Vincent Wayne Amey (born January 9, 1975) is an American football coach and former defensive end, who is currently the assistant defensive line coach at Arizona State. He played college football at Arizona State. He was drafted by the Oakland Raiders in the seventh round (230th overall) of the 1998 NFL draft. He then played for the Las Vegas Outlaws of the short-lived XFL. In 2019, he was the defensive line coach for the San Diego Fleet of the Alliance of American Football (AAF) before joining the Los Angeles Wildcats of the revived XFL the following year.

==Early life==
Amey attended James Logan High School in Union City, California. While at Logan, he was a three-year letterman in football as a defensive tackle. He was an All-state selection as a senior. He was named one of the "Top 20 Prospects" in the East Bay area. He also lettered in track and basketball.

==College career==
Amey attended Arizona State University where he was a four-year letterman for the Sun Devils. As a freshman in 1994 he was one of nine true freshman to appear in a game. He appeared in eight games, recording six tackles. In 1995 as a sophomore, he appeared in 10 games, starting at both left and right defensive tackle. As a junior in 1996, he recorded 20 tackles, one sack, two passes defended and one interception, returned for a touchdown. In 1997, he started 11 games at right defensive end. He recorded 26 tackles, one sack, and one pass broken up.

==Professional career==
Amey was drafted by the Oakland Raiders in the seventh round (230th overall) of the 1998 NFL draft. He was released on August 30, during final cuts. However, he was re-signed on November 13, 1998. While with the Raiders, he appeared in four games, starting one. He spent the spring playing for the Frankfurt Galaxy in NFL Europe, where he won World Bowl '99. He was again cut during final cuts for the 1999 season. He was signed by the St. Louis Rams on July 24, 2000, and released on August 21, 2000. In 2001, he joined the Las Vegas Outlaws of the XFL.
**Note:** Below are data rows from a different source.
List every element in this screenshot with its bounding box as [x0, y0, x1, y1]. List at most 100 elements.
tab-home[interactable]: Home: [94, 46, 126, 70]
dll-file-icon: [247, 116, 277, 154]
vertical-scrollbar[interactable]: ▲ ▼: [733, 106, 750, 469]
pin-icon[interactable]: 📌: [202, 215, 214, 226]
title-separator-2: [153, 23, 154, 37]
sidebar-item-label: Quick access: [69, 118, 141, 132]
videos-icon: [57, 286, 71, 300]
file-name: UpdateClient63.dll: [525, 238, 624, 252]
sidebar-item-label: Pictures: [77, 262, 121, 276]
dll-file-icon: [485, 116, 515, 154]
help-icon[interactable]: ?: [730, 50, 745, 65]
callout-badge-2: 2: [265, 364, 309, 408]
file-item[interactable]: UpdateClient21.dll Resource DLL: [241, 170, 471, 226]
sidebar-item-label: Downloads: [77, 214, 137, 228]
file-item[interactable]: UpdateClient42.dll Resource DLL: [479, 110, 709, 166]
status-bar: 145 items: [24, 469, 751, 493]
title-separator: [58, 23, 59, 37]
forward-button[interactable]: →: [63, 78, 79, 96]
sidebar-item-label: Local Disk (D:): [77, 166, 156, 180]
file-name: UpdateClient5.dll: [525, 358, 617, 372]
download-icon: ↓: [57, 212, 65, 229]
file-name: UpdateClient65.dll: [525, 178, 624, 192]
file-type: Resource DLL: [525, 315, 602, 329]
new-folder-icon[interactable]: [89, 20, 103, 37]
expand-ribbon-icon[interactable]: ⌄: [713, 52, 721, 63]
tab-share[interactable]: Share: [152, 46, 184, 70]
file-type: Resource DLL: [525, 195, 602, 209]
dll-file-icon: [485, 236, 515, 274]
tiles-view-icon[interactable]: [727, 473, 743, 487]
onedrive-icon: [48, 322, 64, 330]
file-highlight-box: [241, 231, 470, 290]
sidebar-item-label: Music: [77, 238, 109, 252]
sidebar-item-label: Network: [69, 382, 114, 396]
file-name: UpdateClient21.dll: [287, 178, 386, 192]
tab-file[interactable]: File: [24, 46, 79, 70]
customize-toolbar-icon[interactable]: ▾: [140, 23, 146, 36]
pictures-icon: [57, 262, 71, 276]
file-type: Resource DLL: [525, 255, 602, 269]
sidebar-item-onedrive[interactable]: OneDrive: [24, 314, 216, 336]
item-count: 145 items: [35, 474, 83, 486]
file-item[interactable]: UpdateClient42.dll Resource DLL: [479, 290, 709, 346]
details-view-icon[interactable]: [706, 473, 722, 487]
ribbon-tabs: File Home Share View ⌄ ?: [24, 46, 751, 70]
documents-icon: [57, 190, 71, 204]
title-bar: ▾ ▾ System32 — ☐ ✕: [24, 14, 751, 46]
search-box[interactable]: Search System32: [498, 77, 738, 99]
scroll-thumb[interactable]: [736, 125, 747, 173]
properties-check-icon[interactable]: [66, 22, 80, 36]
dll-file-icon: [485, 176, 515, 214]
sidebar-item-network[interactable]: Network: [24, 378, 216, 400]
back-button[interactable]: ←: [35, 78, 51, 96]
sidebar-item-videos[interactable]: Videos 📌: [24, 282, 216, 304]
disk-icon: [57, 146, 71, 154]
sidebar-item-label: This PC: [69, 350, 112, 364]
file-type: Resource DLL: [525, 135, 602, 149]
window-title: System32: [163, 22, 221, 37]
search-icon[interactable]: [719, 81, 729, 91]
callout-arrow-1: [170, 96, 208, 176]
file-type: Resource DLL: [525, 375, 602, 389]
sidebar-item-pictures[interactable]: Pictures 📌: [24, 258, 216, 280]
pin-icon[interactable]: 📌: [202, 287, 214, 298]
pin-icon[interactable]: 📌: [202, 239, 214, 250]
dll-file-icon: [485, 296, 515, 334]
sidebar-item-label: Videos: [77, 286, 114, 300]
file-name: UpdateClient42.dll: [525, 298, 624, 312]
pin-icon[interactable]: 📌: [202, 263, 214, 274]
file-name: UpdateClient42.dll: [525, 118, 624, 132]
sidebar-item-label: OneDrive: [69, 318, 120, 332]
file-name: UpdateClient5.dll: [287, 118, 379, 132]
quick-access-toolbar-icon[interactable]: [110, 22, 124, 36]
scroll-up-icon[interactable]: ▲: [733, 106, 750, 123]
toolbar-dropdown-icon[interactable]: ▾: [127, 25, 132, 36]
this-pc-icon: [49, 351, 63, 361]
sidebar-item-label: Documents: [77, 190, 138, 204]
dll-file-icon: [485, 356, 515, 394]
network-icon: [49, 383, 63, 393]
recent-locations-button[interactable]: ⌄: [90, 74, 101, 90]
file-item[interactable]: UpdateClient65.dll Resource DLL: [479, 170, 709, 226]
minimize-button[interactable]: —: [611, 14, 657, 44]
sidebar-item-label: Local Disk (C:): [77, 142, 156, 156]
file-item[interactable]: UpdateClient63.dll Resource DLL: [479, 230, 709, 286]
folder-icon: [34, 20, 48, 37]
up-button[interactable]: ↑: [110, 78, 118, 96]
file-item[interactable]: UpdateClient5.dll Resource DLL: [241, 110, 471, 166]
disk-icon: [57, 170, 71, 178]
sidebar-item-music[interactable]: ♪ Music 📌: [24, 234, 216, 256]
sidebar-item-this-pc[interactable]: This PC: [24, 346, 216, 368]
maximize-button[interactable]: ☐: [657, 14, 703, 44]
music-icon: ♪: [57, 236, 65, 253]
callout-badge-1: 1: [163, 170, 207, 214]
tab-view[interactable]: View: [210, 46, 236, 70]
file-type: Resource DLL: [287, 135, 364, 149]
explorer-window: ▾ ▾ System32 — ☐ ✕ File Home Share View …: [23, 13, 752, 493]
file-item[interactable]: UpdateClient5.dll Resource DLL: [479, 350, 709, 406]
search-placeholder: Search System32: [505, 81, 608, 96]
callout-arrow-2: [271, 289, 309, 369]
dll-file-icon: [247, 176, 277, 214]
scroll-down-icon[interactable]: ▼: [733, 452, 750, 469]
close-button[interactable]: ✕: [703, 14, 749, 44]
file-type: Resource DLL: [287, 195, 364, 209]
After the XFL folded, Amey joined the Los Angeles Avengers as an offensive / defensive lineman, of the Arena Football League. In 2001, he recorded one reception for nine yards and three tackles. In 2002, he recorded two receptions for 20 yards, as well as four tackles and one pass break-up. In 2003, he recorded one reception for 12 yards, along with three tackles, one forced fumble and one fumble recovery. In 2004 he recorded eight tackles.

In 2005, Amey signed with the Arizona Rattlers, and recorded one reception for three yards, and one carry for zero yards. He also recorded 13 tackles, one sack, one pass break-up and one fumble recovery. In 2006, he recorded 13 tackles, 1.5 sacks, and three pass break-ups. In 2007, he recorded 24 tackles, two sacks, and one fumble recovery. He also recorded one receptions for two yards and one touchdown.

==Coaching career==
In 2011, Amey served as the defensive line coach at Chaparral High School in Scottsdale, Arizona. In 2012, he became a strength and conditioning coach at Arizona, in 2015, he became a football analyst for the Wildcats and in 2016, head coach Rich Rodriguez named him the Wildcats defensive line coach.

After working with the San Diego Fleet of the Alliance of American Football in 2019 as defensive line coach, he joined the Los Angeles Wildcats of the XFL in the same position the next year.

On November 30, 2022, Amey was hired by new Arizona State head coach Kenny Dillingham to return to his alma mater as the defensive line coach.